32 M.R.S.A., § 571, subsection 1, defines "collection agency" to include "any person conducting business in the state, the principal purpose of which is the collection of any debts, or who regularly collects or attempts to collect, directly or indirectly, debts owed or due another." By using the terms "principal purpose" and "regularly collects," the statute allows this Bureau to make a distinction between an organization or an individual which engages in the debt collection activity as an incident to other regular business not normally related to that of a debt collection agency. In the case of your client, a municipality, clearly the kind and level of activity you have described does not constitute a principal or regular activity. Therefore, while the Bureau has never adopted a numerical standard to determine the degree of activity necessary to trigger the licensing requirement, we will analyze cases such as yours on an individual basis.

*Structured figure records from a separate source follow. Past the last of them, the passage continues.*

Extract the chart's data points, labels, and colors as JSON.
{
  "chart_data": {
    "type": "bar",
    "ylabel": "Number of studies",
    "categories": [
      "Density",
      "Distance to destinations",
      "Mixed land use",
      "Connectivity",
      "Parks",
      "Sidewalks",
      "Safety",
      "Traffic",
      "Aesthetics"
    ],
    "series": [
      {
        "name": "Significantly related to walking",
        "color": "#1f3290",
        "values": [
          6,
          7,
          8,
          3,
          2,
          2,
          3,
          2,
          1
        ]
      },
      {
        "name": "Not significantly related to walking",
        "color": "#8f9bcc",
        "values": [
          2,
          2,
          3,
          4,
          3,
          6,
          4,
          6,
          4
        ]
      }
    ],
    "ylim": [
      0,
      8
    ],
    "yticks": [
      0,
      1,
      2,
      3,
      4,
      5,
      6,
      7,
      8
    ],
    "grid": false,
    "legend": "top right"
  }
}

In addition to the regularly engaged test of § 571, subsection 1, the exclusion of § 572 is relevant and confirms our decision that licensing is not required in this instance. § 572 excludes from the licensing requirement those persons whose collection activities are "confined to and are directly related to the operation of a business other than that of a collection agency..." This exclusion is similar to that of the Federal Fair Debt Collection Practices Act, 15 U.S.C., § 1692, et seq., which excludes persons who are collecting their own debts. Although your client is not, in this instance, collecting its own debts, it does have a relationship to the debt in question in that it processes applications for the loans and oversees technical compliance with the resulting rehabilitation project. In addition, it should be noted that your client will not receive any payment for the services it is rendering in the debt collection process.
In conclusion, the Bureau has determined that your client is not in the business of collecting debts for others and is not subject to the licensing requirements of the Collection Agency Law. This Advisory Ruling is limited to the facts as you presented in your letter of February 10, 1982, and a subsequent telephone conversation on February 17, 1982.